Makushin / Move into the Luminous

The variety and depth on show here is breathtaking. Makushin have fashioned an engrossing collection of ten perfect miniatures, each of which plays out like something much longer. They are ambient epics packaged as pop songs, delicate folk latticeworks enmeshed with impassioned jazz. It’s a stunning achievement.
— Thomas Blake / Folk Radio
A beautiful, immersive soak in the ethereal; a meditative moonlit walk through a world of cosmic connectivity.
— Chris Queen / SNACK

Move into the Luminous is the debut album from Makushin, a group whose work explores the intersection between folk, jazz and ambient music.

Double bassist Jon Thorne, guitarist Peter Philipson and singer Nancy Elizabeth lead an inspiring collective on this richly layered and immersive collaboration. The whole album has a natural, unforced aesthetic and features some notable instrumentalists who bring saxophone, piano, drums, violin and synths to the sound palette.

Deeply engrossing from the outset, with Elizabeth’s delicate but intoxicating tones gliding and weaving through various configurations of the wider band operation, the ten assembled compositions more than live up to the album’s chosen title.
— Adrian Pannett / Concrete Islands
A beautifully textured, atmospheric collection... Like being cosseted by the most idyllic dream; like being wrapped in the wings of an angel... This is a collection that feels very delicate, as fragile as porcelain, with each composition ethereally drifting through your senses.
— Gordon Rutherford / Louder Than War
Blackford Hill keep the quality sky-high with ‘Move into the Luminous’, the debut album from folk/jazz/fusion trio Makushin.
— Neil Mason / Moonbuilding

The lyrical themes deal with subjects such as the illumination of the moon, the observation of nature and attempting to slow the course of time. The varied musical influences range from the early 1970s recordings of John Martyn with Danny Thompson, the ambient albums made by David Sylvian and Holger Czukay, records by Joni Mitchell, Beth Gibbons, and the musical aesthetic of ECM Records.

The first single taken from the album, More Easily, calls to mind David Crosby’s solo album If Only I Could Remember My Name, and features Andrew Wasylyk on vibraphone and David A Jaycock on electric guitar.

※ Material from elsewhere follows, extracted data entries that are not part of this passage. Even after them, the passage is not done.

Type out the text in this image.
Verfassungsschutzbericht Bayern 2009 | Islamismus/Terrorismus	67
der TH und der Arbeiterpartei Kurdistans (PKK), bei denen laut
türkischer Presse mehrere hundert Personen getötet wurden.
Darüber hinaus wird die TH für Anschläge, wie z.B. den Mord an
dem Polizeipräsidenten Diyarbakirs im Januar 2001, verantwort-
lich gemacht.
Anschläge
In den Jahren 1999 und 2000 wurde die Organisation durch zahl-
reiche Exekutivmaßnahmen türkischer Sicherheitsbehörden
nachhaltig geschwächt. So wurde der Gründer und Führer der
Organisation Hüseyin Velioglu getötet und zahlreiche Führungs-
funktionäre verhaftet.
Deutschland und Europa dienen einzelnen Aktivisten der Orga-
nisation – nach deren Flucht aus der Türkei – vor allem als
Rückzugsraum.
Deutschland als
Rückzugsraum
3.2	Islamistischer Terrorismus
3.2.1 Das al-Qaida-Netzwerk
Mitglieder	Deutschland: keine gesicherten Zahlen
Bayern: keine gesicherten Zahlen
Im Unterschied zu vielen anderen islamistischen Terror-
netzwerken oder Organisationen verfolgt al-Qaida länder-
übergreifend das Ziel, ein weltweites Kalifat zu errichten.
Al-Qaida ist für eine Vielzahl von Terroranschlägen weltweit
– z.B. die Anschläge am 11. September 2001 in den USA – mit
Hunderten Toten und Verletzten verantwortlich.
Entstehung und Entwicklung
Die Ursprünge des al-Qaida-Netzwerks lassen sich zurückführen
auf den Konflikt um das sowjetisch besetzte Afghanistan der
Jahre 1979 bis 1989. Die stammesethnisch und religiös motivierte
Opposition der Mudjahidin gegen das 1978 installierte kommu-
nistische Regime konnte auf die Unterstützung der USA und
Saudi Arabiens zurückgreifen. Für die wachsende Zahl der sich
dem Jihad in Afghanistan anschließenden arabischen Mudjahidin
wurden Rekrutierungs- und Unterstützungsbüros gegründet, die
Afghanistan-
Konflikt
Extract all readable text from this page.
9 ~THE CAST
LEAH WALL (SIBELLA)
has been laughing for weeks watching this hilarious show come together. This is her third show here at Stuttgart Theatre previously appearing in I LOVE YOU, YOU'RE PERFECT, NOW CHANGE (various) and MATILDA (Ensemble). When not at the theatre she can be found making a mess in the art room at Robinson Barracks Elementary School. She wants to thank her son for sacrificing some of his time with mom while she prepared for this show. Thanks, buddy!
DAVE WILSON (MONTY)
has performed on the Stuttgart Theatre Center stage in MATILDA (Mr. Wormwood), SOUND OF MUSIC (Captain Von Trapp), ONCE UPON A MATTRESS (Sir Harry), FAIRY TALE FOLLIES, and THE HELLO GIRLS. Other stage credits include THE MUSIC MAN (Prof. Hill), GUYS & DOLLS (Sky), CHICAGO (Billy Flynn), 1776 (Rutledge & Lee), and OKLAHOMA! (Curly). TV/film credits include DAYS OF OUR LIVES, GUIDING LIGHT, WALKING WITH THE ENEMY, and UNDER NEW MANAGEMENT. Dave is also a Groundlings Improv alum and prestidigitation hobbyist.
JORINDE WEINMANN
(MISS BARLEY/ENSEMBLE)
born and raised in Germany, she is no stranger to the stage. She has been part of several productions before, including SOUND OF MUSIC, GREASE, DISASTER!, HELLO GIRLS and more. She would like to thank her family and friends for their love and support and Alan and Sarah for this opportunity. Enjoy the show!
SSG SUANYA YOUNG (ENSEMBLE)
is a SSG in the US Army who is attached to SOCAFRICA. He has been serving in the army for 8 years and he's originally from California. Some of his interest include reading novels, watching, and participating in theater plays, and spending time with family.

The band name refers to Mount Makushin, an active volcano in Alaska, and this was inspired by the book The Cruise of the Corwin, written by Scottish-born American naturalist John Muir, where he vividly described Makushin as the “most noble volcano” he saw on an Alaskan expedition in 1881.

Really beautiful, healing sounds.
— Zakia Sewell / NTS
Dreamy, hazy, divine, yes please.
— Jude Rogers
This spacious folk/jazz/ambient record is really quite something... Be sure to give this special album a listen and the hugely dynamic Vinyl Factory pressing is the ideal way to do it.
— Gareth James / CLASH
One of my albums of the year. As if the Cocteau Twins had been invited to guest on John Martyn’s ‘One World’.
— Ian Rankin

About Makushin

Nancy Elizabeth is a singer and multi-instrumentalist who has released three chamber folk albums under her own name on the Leaf Label. She has also previously played with James Yorkston and recorded with the late ambient composer Susumu Yokota.

Jon Thorne is a double bassist best known as a member of the pioneering electronic band Lamb and, more recently, Yorkston Thorne Khan. He has worked with many other musicians, including Jon Hopkins, Robert Fripp and his mentor Danny Thompson, as well as releasing his own music.

Peter Philipson is a guitarist who has previously performed with Jane Weaver for a decade and has collaborated with her and Raz Ullah on two ambient albums under the artist name of Fenella. He has also released a number of solo instrumental guitar albums.